A Nomad at Home
I am a woman who has not fully unpacked her suitcase in a year. Actually, it’s been longer than that, but the past 12 months, in particular, can only be described as nomadic. For the record, my address is in Southern Michigan. Way southern…nearly Indiana. But you’d never know it, judging from how much time I have, or haven’t, spent here.
Part of that is due to the nature of being a musician. Part is due to being a writer. Part is due to the fact that as a musician and a writer, I sometimes accept temporary employment to fill in the gaps. The rest is due to having a partner who lives in another country. And so I have become a nomad.
In the past 12 months I’ve driven from Michigan to Idaho and back; directed 3 camps for young writers and a retreat for adult writers; cooked for 5 women’s retreats (all in Northern Michigan); presented writing workshops for 11 days in the United Arab Emirates, toured England for 3 weeks; visited New Brunswick (I didn’t even know there was an Atlantic time zone!); and performed concerts, conducted interviews, and worked in gardens in too many Michigan towns to count. Oh yes, and spent a little bit of time, though not enough, in Ontario with my partner.

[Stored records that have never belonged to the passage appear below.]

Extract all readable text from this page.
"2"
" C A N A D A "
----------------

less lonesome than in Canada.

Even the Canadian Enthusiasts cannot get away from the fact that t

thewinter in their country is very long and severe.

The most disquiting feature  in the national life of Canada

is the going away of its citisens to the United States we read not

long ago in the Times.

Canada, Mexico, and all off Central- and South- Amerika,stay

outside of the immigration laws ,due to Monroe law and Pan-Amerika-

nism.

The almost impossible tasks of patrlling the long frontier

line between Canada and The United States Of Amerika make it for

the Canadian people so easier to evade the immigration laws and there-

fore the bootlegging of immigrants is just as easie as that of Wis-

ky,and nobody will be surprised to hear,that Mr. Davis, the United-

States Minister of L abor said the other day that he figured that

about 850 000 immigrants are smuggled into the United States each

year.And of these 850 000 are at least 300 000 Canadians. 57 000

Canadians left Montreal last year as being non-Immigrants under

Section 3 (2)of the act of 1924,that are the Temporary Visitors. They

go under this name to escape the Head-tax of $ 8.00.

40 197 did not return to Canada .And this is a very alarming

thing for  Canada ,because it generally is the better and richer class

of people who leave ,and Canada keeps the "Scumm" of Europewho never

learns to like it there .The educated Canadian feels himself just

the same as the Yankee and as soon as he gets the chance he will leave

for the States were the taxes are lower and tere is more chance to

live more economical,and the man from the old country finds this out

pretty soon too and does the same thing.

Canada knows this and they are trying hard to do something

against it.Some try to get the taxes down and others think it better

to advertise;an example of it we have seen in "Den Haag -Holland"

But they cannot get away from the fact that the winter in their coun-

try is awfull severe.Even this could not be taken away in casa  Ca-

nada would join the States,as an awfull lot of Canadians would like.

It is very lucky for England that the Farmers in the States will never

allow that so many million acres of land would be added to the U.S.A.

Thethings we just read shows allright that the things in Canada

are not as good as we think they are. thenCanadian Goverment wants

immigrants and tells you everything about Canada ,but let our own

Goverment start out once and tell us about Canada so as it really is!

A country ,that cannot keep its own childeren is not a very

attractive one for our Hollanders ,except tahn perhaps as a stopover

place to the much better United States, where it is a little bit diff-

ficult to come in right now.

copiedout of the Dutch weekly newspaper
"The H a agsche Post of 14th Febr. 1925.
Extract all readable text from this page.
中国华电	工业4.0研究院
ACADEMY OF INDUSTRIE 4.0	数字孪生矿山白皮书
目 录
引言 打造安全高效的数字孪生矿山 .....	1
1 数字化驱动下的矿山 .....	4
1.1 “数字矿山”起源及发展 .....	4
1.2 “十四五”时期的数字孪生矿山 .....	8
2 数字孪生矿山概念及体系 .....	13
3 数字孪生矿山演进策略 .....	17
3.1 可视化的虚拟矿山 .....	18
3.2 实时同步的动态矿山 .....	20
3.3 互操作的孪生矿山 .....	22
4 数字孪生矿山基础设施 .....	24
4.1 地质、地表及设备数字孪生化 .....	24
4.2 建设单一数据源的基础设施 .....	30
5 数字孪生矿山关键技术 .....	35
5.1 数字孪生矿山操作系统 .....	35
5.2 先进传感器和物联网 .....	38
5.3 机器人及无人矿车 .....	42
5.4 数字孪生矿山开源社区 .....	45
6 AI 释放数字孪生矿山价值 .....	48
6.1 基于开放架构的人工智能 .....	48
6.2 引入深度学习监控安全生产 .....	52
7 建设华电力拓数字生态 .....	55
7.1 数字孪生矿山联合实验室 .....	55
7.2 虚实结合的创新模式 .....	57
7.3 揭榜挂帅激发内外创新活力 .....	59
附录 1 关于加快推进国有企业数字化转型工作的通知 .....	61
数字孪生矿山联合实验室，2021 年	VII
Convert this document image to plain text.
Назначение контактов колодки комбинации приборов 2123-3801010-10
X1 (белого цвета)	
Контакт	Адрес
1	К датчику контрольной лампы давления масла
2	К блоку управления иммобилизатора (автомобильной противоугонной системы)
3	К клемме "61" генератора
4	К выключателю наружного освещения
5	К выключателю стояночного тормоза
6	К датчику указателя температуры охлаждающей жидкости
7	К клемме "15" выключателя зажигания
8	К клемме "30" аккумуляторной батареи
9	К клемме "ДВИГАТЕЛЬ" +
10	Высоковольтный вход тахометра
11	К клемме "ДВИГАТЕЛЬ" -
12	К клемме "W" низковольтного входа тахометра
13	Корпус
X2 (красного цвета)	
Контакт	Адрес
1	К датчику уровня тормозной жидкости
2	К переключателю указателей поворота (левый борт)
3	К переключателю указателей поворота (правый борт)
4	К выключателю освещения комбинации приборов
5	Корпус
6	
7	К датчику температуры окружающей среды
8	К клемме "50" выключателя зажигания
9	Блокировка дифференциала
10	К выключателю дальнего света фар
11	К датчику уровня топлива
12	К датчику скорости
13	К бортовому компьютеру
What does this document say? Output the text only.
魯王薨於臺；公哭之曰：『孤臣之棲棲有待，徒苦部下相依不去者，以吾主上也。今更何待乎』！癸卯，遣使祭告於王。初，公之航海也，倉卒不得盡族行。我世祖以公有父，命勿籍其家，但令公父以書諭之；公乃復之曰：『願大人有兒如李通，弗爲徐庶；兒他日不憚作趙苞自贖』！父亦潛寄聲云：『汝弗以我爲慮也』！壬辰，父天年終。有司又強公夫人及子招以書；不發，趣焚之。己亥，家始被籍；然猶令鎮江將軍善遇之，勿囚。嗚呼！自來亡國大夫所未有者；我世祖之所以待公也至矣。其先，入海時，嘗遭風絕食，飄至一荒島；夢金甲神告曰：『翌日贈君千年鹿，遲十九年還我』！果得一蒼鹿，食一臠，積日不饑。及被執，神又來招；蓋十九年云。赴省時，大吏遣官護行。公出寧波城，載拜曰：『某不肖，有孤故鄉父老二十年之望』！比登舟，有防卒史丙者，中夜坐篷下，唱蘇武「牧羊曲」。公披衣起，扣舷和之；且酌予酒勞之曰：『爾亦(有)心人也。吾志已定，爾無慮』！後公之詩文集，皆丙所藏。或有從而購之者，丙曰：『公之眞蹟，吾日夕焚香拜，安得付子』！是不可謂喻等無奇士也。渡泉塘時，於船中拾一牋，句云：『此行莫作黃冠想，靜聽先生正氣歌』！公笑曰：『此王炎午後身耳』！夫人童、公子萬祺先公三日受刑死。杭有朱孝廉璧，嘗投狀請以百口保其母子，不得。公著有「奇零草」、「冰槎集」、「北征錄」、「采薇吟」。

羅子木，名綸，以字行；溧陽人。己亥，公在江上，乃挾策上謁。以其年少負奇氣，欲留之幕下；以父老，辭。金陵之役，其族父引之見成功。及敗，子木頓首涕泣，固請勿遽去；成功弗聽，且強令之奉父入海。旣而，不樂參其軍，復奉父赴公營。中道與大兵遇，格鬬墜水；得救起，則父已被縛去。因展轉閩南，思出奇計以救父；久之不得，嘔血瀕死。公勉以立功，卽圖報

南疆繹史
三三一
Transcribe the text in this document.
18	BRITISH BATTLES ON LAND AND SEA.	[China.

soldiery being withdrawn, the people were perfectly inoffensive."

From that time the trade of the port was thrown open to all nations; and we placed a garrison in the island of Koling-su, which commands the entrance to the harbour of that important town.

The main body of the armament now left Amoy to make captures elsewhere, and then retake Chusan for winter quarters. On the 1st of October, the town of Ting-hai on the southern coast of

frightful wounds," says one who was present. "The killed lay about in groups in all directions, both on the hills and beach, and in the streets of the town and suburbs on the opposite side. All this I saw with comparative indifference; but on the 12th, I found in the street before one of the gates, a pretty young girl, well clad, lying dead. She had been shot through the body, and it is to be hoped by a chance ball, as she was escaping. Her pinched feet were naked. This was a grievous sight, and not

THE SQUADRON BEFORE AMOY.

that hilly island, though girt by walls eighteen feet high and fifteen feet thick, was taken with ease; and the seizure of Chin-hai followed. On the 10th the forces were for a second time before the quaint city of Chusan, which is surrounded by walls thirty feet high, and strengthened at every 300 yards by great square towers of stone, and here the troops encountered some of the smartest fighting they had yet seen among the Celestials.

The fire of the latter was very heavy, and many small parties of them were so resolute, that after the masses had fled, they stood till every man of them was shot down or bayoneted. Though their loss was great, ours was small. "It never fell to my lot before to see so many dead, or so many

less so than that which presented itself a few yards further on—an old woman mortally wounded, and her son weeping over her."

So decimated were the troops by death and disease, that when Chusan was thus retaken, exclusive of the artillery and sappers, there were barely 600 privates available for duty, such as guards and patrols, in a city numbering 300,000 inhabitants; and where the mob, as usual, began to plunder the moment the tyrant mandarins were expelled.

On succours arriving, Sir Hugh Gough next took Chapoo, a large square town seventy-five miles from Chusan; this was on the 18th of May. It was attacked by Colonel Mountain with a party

These days, if you ask me where Home is, I’m inclined to say “Here.” Because when you live as a nomad, when your bag is always at least part-way packed, when you’ve learned where the water glasses and soup spoons are located in a dozen different addresses of which only one is your own, when the garden you planted in spring is more than 350 miles away from where you get your mail, when there are too many mornings when you wake up and have to think about where you are, you learn that, trite as it is, Home truly is where you make it. It is where your heart resides.
Home is an open door, a genuine smile, a sincere embrace, and a cup of coffee across the table from a friend, whether a long-time one or brand new. Home is shelter from the storm, whether the one that obscures the road with snow and wind or dampens the spirit with longing. It is where the heart finds peace, the body rest, the spirit encouragement and acceptance. It is a place where one can just “be” without feeling compelled to “be something”. In the past 12 months, I have found myself at home in surprising places.
This morning, as I write, I am at my address. I am at home, in the town where I was born. It’s a sparkling, clear, early summer morning that feels just like my childhood. I slept last night in a bed beneath an open window; heard the familiar sound of birdsong at dawn. I have coffee in a cup that I didn’t need to search to find. I don’t have to be anybody but myself today and I know that I am loved by the people around me. Today I will buy strawberries at the market where I have purchased strawberries countless times before, and I will bake biscuits for a shortcake. I’ll hang laundry on the line and go for a walk through familiar neighborhoods, past my old high school and the park. I’ll sit on the front porch and wait for the lightning bugs to come out and the streetlights to come on. Maybe the ice cream truck will come by, and if it does I’ll hurry to find some money to get an Eskimo Pie. I’ll sleep again under the window with a breeze fluttering the curtains until the cardinal and the robins wake me.
And then, tomorrow, I’ll be driving again, north toward another Home. And there I will stay until it is time, once again, to travel. My bag, after all, is still packed.